Miré a la cara a Mirenghi antes de seguir adelante.
—Siga, abogado Guerrieri.
—Gracias, señor presidente. Bien, pues vamos a resumir: usted niega haberse trasladado a Bari en compañía del señor Romanazzi y haberse alojado en ambas ocasiones en el hotel Lighthouse...
—... yo no sé si, por casualidad...
—... y no sabe si, por casualidad, en las dos ocasiones en que estuvo en Bari y pernoctó en el Lighthouse, en aquel hotel se alojaba también Romanazzi.
Le debió de sonar demasiado absurdo al oírlo formular con palabras. Por eso se abstuvo de decir nada y se limitó a abrir las manos.
—Y nos confirma que no sabe que el señor Romanazzi se encontraba a bordo del mismo ferry en el que viajó el acusado Paolicelli antes de ser detenido.
—De eso no sé nada.
—¿Y, por consiguiente, no sabe que Romanazzi, al regresar de Montenegro, mira tú por dónde, pernoctó una vez más en el hotel Lighthouse de Bari?
—No sé de qué está hablando.
Dejé en suspenso sus últimas palabras. Como si hubiera estado a punto de hacer otra pregunta. Lo dejé allí unos segundos, a la espera de otro golpe. Disfruté del momento yo solito. Porque sabía que la partida había terminado y los demás, todos los demás presentes en la sala, no.
Te parto por la mitad.
Inténtalo.
Me pregunté si Natsu se habría quedado en la sala y lo habría visto todo. Recordé físicamente su perfume y su piel, compacta y lisa. Como un vértigo.

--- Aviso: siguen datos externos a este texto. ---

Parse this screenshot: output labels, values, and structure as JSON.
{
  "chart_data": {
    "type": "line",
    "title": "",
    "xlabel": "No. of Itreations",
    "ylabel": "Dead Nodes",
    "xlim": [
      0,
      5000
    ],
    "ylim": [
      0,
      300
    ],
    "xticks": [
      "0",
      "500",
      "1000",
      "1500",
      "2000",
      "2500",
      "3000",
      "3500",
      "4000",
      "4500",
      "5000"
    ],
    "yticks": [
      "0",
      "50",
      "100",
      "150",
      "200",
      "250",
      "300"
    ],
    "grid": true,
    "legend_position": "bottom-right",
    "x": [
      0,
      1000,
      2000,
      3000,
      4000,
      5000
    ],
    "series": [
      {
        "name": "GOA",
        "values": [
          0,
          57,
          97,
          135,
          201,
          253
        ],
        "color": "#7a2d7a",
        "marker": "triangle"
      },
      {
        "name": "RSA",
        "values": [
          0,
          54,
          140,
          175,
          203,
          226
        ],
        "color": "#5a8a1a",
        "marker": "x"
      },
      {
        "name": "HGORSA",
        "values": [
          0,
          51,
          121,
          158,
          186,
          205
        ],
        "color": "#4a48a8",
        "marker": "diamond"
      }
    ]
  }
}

—Gracias, señor presidente, no tengo más preguntas.
Mirenghi preguntó al ministerio público si tenía alguna pregunta para el testigo. El otro dijo que no, gracias, no tenía.
—Ya se puede usted retirar, abogado Macrì.
Éste se levantó, dijo buenos días y se retiró sin mirarme. Sin mirar a nadie.
La sala estaba cargada de electricidad. Una energía que se percibe de vez en cuando, siempre que los procesos descarrilan de las vías de las soluciones preconstituidas y viajan hacia lugares imprevistos. Ocurre de vez en cuando, y entonces todo el mundo se da cuenta.
Hasta Russo se estaba dando cuenta y puede que también el ministerio público.
—¿Hay alguna otra petición antes de que declaremos cerrada la instrucción del debate?
Me levanté muy despacio.
—Sí, señor presidente. Para la conclusión del interrogatorio del testigo Macrì, tengo que solicitar la obtención de algunos documentos. Por razones que no creo necesario exponer, solicito la obtención de los listados con los antecedentes policiales de Luca Romanazzi; una copia de la lista de pasajeros del ferry en el cual viajó Paolicelli; una copia de los registros del hotel Lighthouse correspondientes a los años 2002 y 2003.
El presidente intercambió unas palabras con los otros dos jueces. Hablaba en voz baja, pero yo conseguí oír que les estaba preguntando si tenían que retirarse a la sala de deliberaciones para adoptar una decisión acerca de la petición. No oí lo que dijeron los demás, pero no se retiraron a la sala de deliberaciones y él dictó un rápido auto mediante el cual aceptaba mis peticiones y aplazaba el juicio de allí a una semana, para el depósito de aquellas actas y para el debate.